Author: Dr. Alison Vitelli, DMD

Dr. Alison Vitelli, DMDToday we are going to be discussing several terms that some of you might have already heard, but do not necessarily know what they mean. We are going to be diving into some terms in Periodontology (study of the gums and its attachment and health). Two key dental term for our discussion will be Gingiva (gums) and Periodontium (anatomical complex of where and how the gingiva attaches to the bone that supports the teeth). It is of immense importance to keep this system in proper health, hence the importance of daily brushing and flossing. Plaque is the food and bacteria debris that accumulates on the tooth surface. Plaque accumulation is detrimental to the oral environment. It easily collects along the gumline and in between the teeth causing cavities and inflammation of the gingiva.

The most common condition found is gingivitis (inflammation of the gums). This is characterized by red, bleeding and sometimes swollen gums. Gingivitis is reversible by adequately brushing and flossing. Your gingiva should never bleed when brushing or flossing.
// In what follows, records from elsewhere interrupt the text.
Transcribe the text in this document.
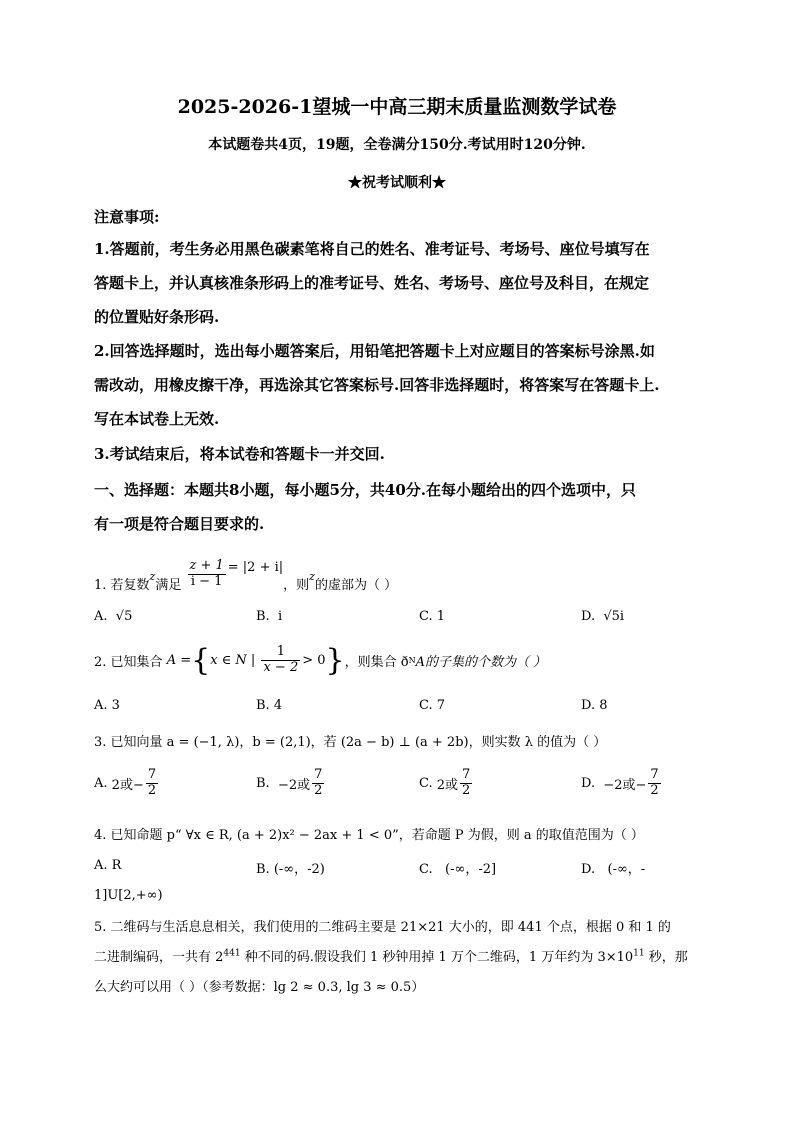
2025-2026-1望城一中高三期末质量监测数学试卷
本试题卷共4页，19题，全卷满分150分.考试用时120分钟.
★祝考试顺利★
注意事项:
1.答题前，考生务必用黑色碳素笔将自己的姓名、准考证号、考场号、座位号填写在
答题卡上，并认真核准条形码上的准考证号、姓名、考场号、座位号及科目，在规定
的位置贴好条形码.
2.回答选择题时，选出每小题答案后，用铅笔把答题卡上对应题目的答案标号涂黑.如
需改动，用橡皮擦干净，再选涂其它答案标号.回答非选择题时，将答案写在答题卡上.
写在本试卷上无效.
3.考试结束后，将本试卷和答题卡一并交回.
一、选择题：本题共8小题，每小题5分，共40分.在每小题给出的四个选项中，只
有一项是符合题目要求的.
1. 若复数$^z$满足 $\frac{z + 1}{i - 1} = |2 + i|$，则$^z$的虚部为（ ）
A. √5	B. i	C. 1	D. √5i
2. 已知集合 A ={x ∈ N | $\frac{1}{x - 2} > 0$}，则集合 ðNA的子集的个数为（ ）
A. 3	B. 4	C. 7	D. 8
3. 已知向量 a = (−1, λ)，b = (2,1)，若 (2a − b) ⊥ (a + 2b)，则实数 λ 的值为（ ）
A. 2或− $\frac{7}{2}$	B. −2或 $\frac{7}{2}$	C. 2或 $\frac{7}{2}$	D. −2或− $\frac{7}{2}$
4. 已知命题 p“ ∀x ∈ R, (a + 2)x² − 2ax + 1 < 0”，若命题 P 为假，则 a 的取值范围为（ ）
A. R	B. (-∞，-2)	C. (-∞，-2]	D. (-∞，-
1]U[2,+∞)
5. 二维码与生活息息相关，我们使用的二维码主要是 21×21 大小的，即 441 个点，根据 0 和 1 的
二进制编码，一共有 $2^{441}$ 种不同的码.假设我们 1 秒钟用掉 1 万个二维码，1 万年约为 $3\times 10^{11}$ 秒，那
么大约可以用（ ）（参考数据：lg 2 ≈ 0.3, lg 3 ≈ 0.5）
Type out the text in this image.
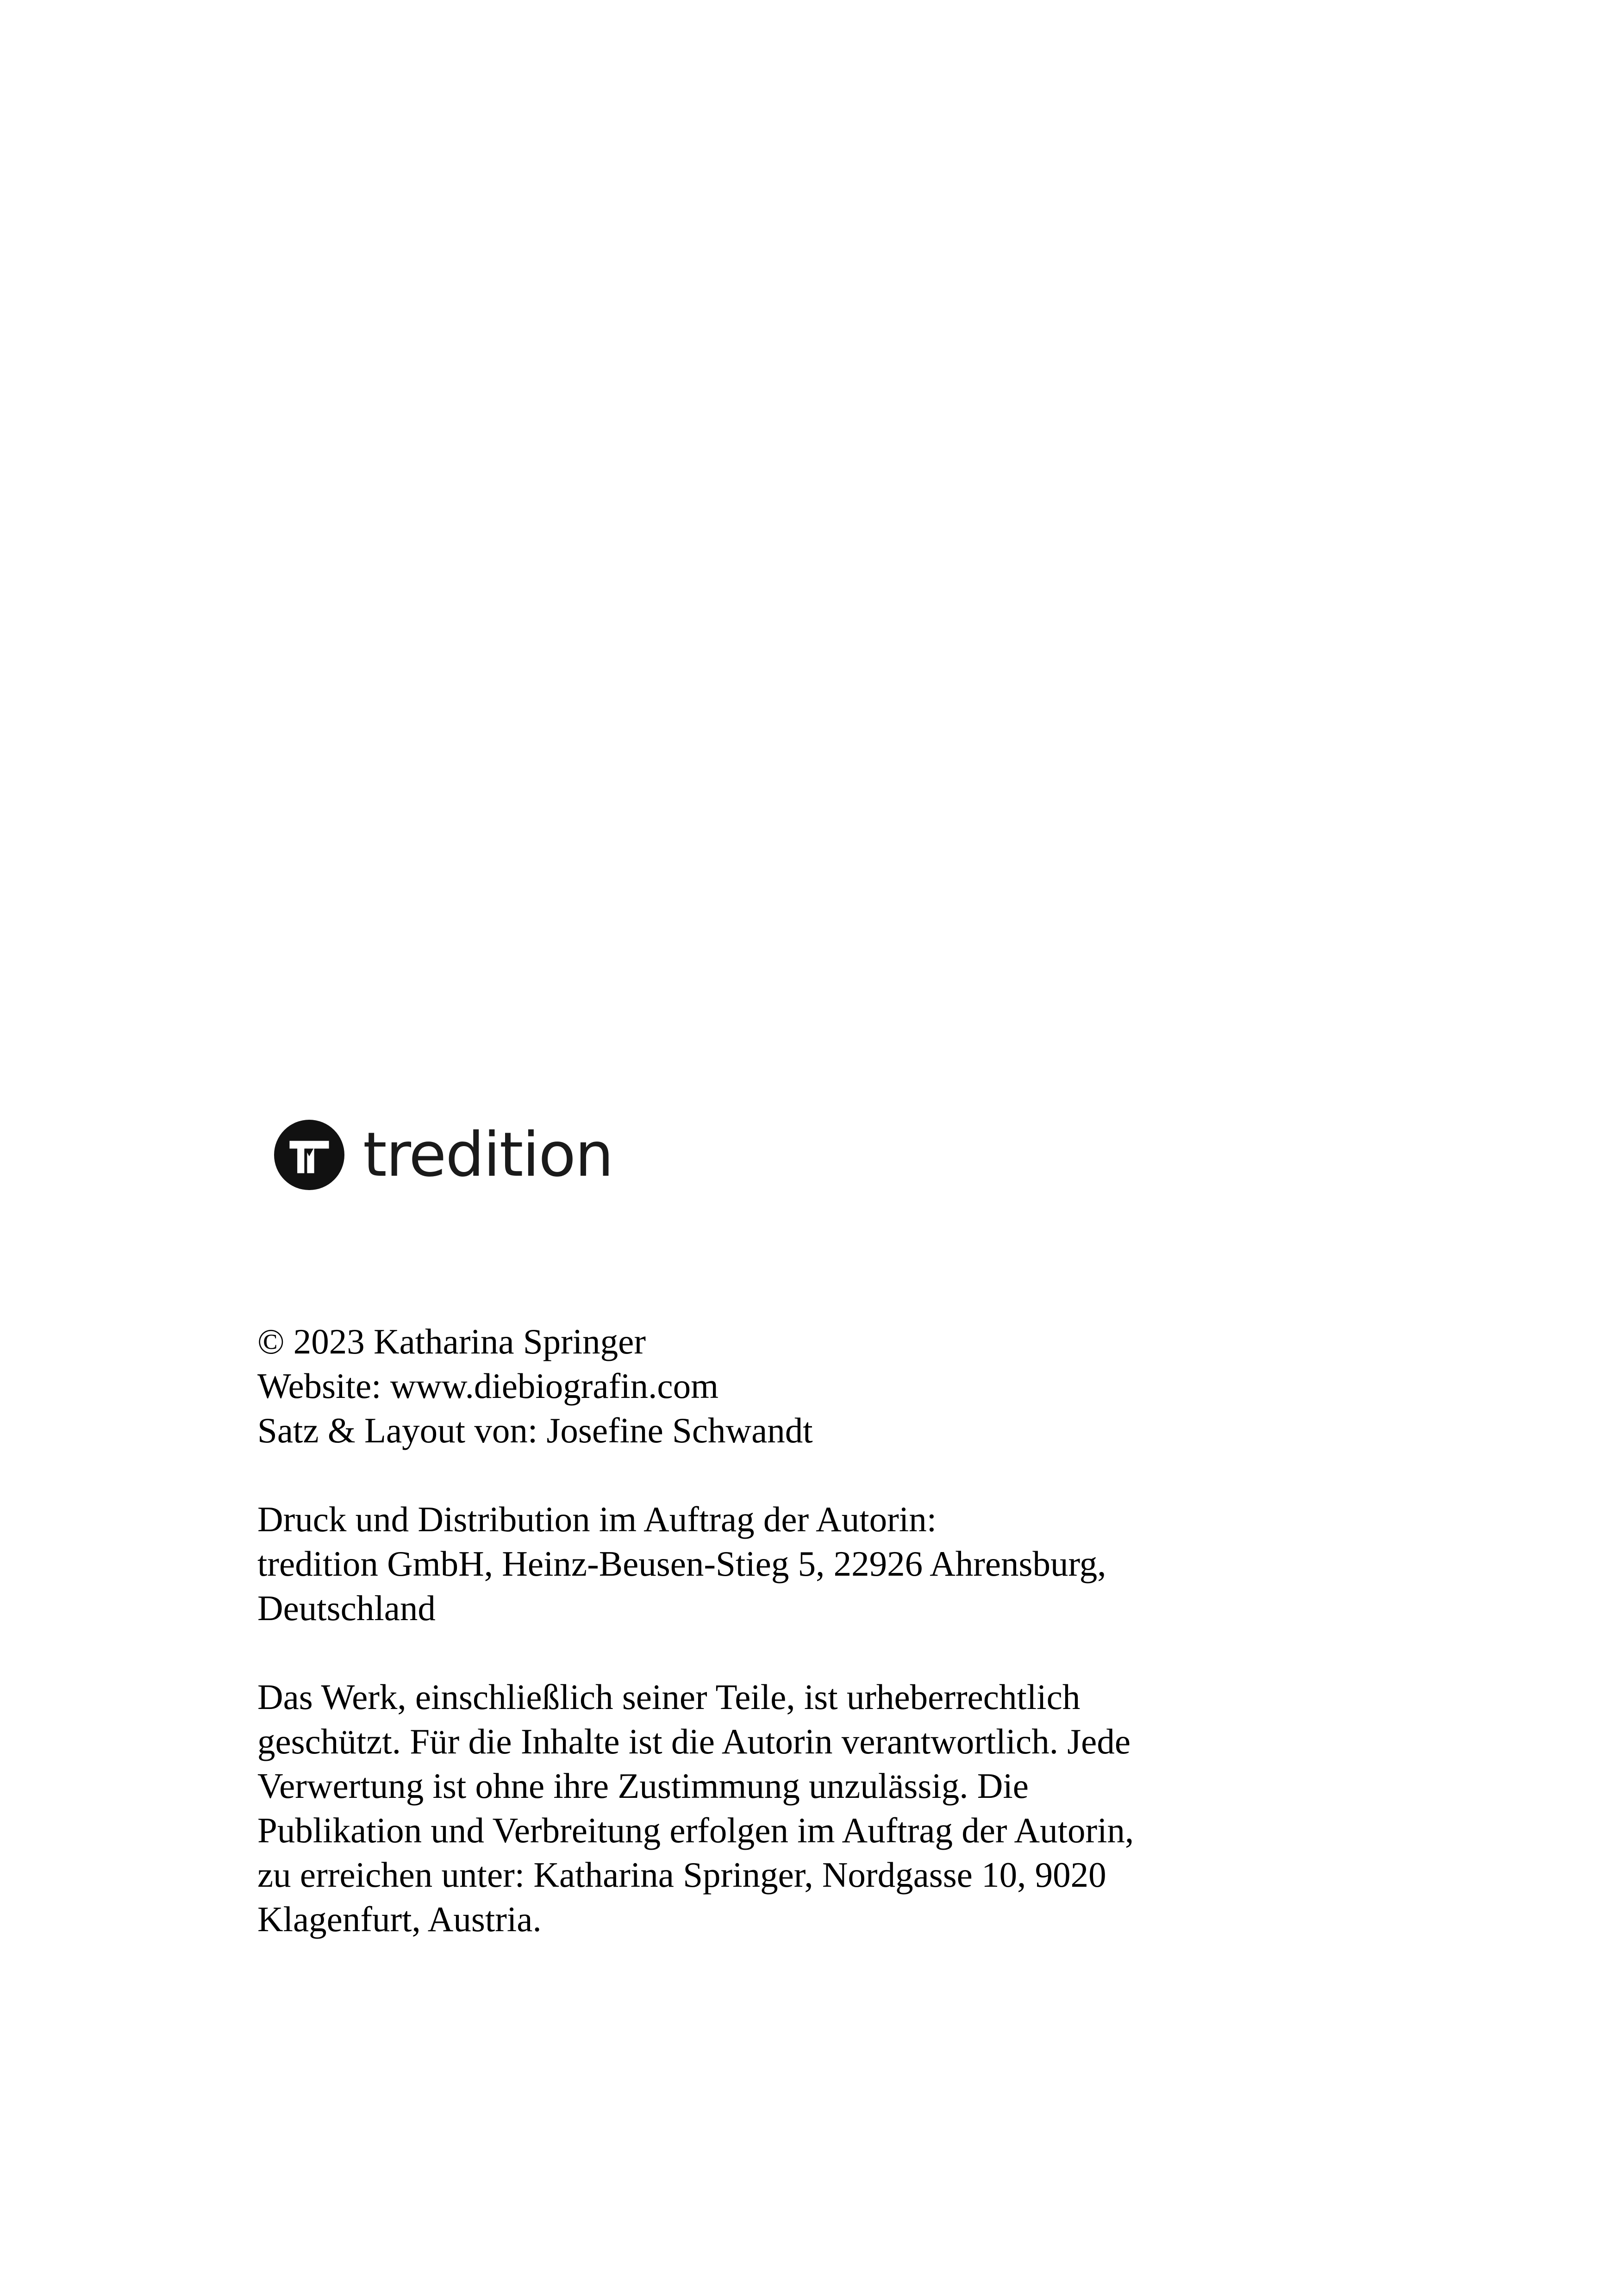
tredition

© 2023 Katharina Springer

Website: www.diebiografin.com

Satz & Layout von: Josefine Schwandt

Druck und Distribution im Auftrag der Autorin:

tredition GmbH, Heinz-Beusen-Stieg 5, 22926 Ahrensburg,

Deutschland

Das Werk, einschließlich seiner Teile, ist urheberrechtlich

geschützt. Für die Inhalte ist die Autorin verantwortlich. Jede

Verwertung ist ohne ihre Zustimmung unzulässig. Die

Publikation und Verbreitung erfolgen im Auftrag der Autorin,

zu erreichen unter: Katharina Springer, Nordgasse 10, 9020

Klagenfurt, Austria.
If gingivitis is not treated it can progress into Periodontitis, which is the inflammation of the periodontium (support system for teeth). It is diagnosed when we see the presence of bone loss. Unfortunately, periodontitis is not reversible. Bone loss can be stopped if properly treated, but it cannot be regained. This condition presents in different degrees of severity, as well as several complicating factors that contribute to the rate of progression. The American Academy of Periodontology (AAP) makes sure all dentist stay current on the classification of the disease. Throughout the years, clinical studies have shown the direct link between periodontal conditions and systemic health issues. The mouth is in direct communication with the rest of your body. When there is inflammation of the gums or the bone, it also translates to an array of other inflammatory conditions in the rest of the body. Every time you come to get your teeth cleaned, we evaluate the level and health of your gums. We can’t stress enough the importance of good oral hygiene and regular hygiene visits.